Öyle sağlam bir hayal kırıklığı oldu ki üzerine durup yazmamışım bile. İnanılmaz geldi şu an bunu fark etmek.
Daha garip bir farkındalık var ki, Deniz ile ilgili beni asıl üzen ne karar veremiyorum.
Onunla çok tatlı, umut dolu başlayan şeylerin içinin kof çıkması ve benim yeşerme umudu taşıyan bir aşkı toprağın altına gömmek zorunda kalmam mı? Yoksa aslında bana duygusal manipülasyon uygulayıp fiziksel olarak da istismarın kıyısından dönmesi ve beni korkutması mı?
O gün onunla yataktayken, kendimi tutamadım diyerek içime girmeye yeltendi. Ve ben buna odaklanmamayı seçtim. Bilinçdışı bir seçim. Beni koruyacak olandı.
Duygusal hasarıma odaklandım, yani hayal kırıklığına. Çok güzel başlayan bir şey nasıl böyle bir yere varabilir diye düşündüm durdum, bize yazık etti diyip durdum, tek odaklandığım İstanbul'da tekrar karşılaştığımızda onu pişman etmekti. Ama yüzleşerek değil, bağırıp çağırıp onun yüzüne bir şeyler vurarak değil. Çok güzel, çok neşeli, çok umursamaz olacaktım ve o benim gibi bir kadını kaybettiğine üzülecekti. Odağım buydu. Nitekim odaklandığım gibi de oldu, şükür.
Ama benim odağımın bu olması, şu an düşününce garip geliyor. Tamam, arada iş bağı olduğu için bağırıp çağırmıyor işi çirkin bir boyuta taşımıyorum. Bana ısrarcı davrandı, ama daha ileriye gitmedi. Durduğu için şükrediyorum, ama ona minnettar değilim. O bende sağlam yara izleri bıraktı. Hissediyorum arada bir.
Allah'a şükrediyorum. Beni korkunç bir şeyin kıyısından aldığı için. Teşekkürler Allahım.

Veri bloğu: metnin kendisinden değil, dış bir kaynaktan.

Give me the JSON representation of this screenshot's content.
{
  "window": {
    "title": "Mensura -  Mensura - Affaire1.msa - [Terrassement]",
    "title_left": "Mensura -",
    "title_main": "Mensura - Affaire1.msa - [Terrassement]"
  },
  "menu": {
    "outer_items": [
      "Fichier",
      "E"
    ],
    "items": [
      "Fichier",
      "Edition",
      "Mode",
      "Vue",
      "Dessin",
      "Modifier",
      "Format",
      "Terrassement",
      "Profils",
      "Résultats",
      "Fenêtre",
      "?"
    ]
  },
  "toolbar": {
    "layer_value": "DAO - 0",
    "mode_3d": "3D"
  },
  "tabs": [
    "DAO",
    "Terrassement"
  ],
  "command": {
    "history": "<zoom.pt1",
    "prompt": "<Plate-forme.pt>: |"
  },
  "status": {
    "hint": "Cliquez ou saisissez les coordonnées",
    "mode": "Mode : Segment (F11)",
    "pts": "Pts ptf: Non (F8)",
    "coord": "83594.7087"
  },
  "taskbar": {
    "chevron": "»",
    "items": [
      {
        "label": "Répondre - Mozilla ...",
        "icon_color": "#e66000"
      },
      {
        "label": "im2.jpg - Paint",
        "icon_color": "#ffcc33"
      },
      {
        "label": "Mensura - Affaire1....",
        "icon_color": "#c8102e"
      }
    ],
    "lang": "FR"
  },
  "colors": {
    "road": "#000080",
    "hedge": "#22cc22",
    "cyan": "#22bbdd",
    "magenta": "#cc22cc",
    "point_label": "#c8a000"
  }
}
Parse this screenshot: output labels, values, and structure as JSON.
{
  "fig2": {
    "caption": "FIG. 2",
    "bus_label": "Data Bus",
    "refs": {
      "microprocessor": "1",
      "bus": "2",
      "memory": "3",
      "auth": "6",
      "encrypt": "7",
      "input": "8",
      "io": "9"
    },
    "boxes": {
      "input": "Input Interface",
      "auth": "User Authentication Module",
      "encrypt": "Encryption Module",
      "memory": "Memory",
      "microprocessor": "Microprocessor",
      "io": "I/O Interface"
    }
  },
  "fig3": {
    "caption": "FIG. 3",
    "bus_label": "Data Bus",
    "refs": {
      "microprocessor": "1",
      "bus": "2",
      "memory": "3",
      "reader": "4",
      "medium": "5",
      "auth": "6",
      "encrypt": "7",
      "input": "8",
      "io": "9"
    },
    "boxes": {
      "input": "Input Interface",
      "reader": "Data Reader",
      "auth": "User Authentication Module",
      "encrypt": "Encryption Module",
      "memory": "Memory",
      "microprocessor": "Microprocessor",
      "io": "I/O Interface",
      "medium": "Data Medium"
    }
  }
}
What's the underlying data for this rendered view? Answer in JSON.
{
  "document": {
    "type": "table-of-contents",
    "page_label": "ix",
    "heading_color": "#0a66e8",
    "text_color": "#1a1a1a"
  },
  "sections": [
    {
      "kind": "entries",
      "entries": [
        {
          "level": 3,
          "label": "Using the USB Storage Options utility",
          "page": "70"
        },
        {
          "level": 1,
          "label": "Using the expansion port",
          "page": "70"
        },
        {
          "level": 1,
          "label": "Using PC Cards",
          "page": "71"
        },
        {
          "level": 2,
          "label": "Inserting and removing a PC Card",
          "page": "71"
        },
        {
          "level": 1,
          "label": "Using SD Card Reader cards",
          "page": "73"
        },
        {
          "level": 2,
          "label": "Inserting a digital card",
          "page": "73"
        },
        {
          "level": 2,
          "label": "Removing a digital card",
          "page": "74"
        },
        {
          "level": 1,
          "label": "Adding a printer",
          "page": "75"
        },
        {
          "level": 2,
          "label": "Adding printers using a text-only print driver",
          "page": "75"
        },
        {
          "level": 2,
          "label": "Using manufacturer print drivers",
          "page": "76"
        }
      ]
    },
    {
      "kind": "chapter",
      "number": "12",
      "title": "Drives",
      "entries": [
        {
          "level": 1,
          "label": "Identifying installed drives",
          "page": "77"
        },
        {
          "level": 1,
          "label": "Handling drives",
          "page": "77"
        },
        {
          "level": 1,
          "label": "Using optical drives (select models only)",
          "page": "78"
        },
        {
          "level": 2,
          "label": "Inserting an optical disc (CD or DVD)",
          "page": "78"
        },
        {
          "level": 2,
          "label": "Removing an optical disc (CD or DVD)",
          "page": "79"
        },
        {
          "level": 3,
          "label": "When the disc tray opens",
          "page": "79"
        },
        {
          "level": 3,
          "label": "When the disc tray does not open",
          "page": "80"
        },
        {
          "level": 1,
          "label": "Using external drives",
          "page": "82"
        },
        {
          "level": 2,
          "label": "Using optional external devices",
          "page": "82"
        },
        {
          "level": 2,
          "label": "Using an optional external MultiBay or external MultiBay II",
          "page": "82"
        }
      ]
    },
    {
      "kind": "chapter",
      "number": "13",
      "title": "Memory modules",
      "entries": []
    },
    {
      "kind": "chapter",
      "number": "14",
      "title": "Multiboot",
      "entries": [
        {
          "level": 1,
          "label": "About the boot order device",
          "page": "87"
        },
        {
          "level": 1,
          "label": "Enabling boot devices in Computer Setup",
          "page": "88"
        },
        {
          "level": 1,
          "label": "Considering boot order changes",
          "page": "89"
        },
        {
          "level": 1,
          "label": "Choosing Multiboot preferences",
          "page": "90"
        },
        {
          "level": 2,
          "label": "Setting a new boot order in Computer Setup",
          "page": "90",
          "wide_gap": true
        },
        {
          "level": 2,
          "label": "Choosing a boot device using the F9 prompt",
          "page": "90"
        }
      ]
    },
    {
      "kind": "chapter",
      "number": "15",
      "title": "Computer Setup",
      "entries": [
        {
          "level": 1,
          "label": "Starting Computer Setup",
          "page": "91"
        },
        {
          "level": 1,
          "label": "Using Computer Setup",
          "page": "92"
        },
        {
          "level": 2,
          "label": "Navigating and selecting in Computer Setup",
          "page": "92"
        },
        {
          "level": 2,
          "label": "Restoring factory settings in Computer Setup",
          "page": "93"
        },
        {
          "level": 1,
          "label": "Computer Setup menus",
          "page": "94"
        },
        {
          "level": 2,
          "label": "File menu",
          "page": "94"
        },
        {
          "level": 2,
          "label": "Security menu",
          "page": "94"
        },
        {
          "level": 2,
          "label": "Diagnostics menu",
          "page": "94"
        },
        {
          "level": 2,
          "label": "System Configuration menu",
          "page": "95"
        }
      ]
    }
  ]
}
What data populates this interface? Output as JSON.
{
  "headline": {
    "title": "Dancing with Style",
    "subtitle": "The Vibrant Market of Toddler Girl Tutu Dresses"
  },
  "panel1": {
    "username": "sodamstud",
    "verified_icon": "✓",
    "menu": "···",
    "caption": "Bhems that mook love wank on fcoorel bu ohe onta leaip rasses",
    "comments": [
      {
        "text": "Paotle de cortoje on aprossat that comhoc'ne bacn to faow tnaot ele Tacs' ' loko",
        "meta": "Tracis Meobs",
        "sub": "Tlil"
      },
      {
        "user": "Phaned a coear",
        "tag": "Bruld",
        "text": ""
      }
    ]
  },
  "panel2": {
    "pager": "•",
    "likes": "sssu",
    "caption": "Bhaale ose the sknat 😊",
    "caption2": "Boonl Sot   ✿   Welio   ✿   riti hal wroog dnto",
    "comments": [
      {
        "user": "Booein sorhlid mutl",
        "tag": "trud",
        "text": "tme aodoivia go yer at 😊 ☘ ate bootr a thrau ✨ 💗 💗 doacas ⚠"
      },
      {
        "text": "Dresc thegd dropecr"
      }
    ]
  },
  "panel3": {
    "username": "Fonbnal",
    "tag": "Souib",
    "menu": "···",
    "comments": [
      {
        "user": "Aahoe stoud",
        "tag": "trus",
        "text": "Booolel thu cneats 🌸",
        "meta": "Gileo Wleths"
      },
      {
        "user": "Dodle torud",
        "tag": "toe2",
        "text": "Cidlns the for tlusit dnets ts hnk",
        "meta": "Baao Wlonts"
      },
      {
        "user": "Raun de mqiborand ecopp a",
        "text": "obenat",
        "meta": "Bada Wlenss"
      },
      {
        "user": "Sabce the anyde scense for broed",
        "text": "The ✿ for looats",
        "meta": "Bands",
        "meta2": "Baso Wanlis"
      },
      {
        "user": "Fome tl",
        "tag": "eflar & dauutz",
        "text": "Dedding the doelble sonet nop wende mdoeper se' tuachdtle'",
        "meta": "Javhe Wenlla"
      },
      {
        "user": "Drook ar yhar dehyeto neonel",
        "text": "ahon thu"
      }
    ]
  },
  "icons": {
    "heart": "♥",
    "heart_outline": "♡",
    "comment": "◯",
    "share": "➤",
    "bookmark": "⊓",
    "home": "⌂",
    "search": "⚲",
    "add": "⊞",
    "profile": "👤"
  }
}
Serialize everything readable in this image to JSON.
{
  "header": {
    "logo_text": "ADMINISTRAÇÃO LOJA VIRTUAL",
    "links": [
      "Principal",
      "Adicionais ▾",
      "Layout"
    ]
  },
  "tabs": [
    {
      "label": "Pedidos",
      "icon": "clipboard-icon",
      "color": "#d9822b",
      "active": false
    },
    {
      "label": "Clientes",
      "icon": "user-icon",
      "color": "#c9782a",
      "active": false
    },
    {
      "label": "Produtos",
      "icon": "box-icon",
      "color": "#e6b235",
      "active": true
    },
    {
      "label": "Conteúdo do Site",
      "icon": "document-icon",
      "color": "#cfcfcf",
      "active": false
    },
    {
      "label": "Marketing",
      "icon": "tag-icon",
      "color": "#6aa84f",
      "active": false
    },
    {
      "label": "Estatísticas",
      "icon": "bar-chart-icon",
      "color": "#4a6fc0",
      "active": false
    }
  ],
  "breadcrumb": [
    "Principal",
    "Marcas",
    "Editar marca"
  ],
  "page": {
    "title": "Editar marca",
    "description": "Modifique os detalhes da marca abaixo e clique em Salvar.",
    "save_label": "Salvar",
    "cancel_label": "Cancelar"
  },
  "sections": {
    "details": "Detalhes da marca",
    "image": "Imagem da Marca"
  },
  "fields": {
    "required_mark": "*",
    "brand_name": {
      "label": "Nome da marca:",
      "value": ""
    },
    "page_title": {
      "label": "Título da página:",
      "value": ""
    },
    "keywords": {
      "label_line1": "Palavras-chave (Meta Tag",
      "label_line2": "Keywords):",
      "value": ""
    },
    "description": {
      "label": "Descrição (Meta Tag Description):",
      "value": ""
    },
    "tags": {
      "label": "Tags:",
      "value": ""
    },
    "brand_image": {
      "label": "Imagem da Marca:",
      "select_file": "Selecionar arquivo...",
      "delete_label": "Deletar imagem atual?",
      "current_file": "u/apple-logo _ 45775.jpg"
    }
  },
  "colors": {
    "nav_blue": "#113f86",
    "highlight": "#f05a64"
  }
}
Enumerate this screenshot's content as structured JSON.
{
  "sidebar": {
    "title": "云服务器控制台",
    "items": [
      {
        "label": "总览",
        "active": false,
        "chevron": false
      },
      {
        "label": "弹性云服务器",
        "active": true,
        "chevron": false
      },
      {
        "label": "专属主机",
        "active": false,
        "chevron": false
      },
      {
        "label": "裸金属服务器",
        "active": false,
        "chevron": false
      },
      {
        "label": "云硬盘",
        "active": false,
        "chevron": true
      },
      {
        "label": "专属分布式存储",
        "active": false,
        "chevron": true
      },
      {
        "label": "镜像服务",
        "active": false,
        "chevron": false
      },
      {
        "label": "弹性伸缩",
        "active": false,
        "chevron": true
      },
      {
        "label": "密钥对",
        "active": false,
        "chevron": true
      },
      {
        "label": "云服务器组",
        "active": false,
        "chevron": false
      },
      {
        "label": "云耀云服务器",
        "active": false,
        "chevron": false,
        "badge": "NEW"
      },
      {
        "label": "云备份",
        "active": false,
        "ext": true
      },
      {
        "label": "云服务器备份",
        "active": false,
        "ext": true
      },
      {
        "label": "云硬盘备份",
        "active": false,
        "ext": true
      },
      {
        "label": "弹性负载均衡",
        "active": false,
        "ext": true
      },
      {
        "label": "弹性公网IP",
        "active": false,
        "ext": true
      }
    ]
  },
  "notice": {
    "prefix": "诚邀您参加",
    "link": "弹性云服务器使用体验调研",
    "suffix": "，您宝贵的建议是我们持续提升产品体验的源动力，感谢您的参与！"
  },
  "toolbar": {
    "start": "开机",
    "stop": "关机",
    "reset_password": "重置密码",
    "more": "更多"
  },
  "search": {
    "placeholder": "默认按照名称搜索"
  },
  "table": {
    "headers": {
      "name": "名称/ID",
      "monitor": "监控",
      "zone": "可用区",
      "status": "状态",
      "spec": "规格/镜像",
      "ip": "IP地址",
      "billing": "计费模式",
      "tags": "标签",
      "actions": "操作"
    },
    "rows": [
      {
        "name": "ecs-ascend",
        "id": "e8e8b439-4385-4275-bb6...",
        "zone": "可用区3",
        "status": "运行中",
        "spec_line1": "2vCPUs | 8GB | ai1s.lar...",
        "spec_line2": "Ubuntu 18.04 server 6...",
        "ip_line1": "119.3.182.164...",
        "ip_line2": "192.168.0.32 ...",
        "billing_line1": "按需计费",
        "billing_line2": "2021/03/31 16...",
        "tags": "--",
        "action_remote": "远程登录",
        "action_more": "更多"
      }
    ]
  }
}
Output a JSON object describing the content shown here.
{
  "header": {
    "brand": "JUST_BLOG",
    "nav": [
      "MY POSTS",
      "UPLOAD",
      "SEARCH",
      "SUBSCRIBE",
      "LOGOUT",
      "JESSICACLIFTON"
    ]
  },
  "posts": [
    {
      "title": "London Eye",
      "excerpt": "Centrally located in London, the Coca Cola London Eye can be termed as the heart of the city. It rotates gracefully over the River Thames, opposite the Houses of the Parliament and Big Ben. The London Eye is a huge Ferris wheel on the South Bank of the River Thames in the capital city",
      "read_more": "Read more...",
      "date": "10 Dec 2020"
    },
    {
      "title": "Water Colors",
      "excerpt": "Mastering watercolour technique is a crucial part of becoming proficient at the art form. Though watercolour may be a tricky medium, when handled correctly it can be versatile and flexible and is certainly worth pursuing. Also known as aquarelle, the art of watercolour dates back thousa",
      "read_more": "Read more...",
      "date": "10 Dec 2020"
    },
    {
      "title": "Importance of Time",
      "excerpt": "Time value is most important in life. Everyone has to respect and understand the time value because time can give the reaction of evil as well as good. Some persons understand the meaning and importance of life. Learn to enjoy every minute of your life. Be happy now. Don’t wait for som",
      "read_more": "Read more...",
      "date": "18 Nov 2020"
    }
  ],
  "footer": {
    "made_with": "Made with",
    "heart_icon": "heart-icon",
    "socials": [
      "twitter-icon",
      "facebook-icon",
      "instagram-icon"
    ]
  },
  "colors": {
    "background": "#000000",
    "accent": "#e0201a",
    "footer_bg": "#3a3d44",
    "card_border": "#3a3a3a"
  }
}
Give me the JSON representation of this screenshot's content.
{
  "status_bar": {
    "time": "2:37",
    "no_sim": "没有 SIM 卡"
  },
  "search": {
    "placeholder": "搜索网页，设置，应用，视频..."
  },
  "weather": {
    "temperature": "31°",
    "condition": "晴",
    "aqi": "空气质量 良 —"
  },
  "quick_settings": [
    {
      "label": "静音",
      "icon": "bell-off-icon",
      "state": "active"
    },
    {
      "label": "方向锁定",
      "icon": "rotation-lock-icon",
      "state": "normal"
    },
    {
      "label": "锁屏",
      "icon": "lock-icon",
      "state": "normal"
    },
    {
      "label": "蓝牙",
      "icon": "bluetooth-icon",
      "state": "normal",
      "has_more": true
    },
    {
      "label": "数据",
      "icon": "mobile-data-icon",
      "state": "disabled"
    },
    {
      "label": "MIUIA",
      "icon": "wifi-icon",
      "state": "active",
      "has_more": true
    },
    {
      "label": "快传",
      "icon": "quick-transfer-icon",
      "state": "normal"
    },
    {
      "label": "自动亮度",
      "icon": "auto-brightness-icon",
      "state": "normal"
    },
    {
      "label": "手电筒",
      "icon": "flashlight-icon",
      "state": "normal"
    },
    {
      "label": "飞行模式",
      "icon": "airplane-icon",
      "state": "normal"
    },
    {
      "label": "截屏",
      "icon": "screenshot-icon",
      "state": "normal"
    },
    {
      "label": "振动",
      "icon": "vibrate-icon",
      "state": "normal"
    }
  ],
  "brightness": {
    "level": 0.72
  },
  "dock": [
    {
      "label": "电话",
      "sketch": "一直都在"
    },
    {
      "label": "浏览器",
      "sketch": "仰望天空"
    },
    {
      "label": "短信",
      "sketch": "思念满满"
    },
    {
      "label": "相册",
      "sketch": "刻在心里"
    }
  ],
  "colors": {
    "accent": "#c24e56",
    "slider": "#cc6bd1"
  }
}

Bir gün mastürbasyon yaparken, aklımdan eski cinsellik yaşadığım partnerlerim geçti. Ve birden çok kişiyi düşünmek bana mide bulandırıcı geldi. Ama Deniz ile olan deneyimimi düşününce ağlamaya başladım. Ağlayarak bitirdim. Keyifli değildi. Ama sanki tamamlamam gereken bir şeydi o.
Daha ilginci ise, daha sonra bir ara mastürbasyon yaparken otelde olduğumuz o gün her şey istediğimiz gibi ilerleseydi ya da bizim onunla ilişkimiz otursaydı ve ben de hazır olup seks yapabilseydik nasıl olur diye düşledim.
Beynim tramvaya karşı savaş açıp olanı biteni normalize ediyor belli ki.
Teşekkürler beynim.
Ama yine de, odağım asla ve asla "Deniz aramızda olabilecek güzel şeyleri mahvetti. Keşke başka olsaydı." olmamalı.
O düşünebileceğim güzel ufacık bir şeye bile mahal bırakmadı. Yaptığı manipülasyon ve istismar yeltenmesi, asla ve asla göz ardı edilmemeli.
O karakterde bir adam, üzerine düşünmeye, her şey farklı olsa nasıl olurdu diye tasarlamaya, ya da geçmiş güzel anları düşünmeye değmez.
Pişman ve buruk baktı ya o gece. O kadar bile bakamaması gerekirdi normalde. Allahın cezası.
Bir de düşündüm neden merhaba bile demedi diye. Dememeli zaten! Benden sonsuza dek uzak olmalı. Yanımdan yakınımdan geçmemeli ve adımı dahi zikretmemeli. Rezil şerefsiz!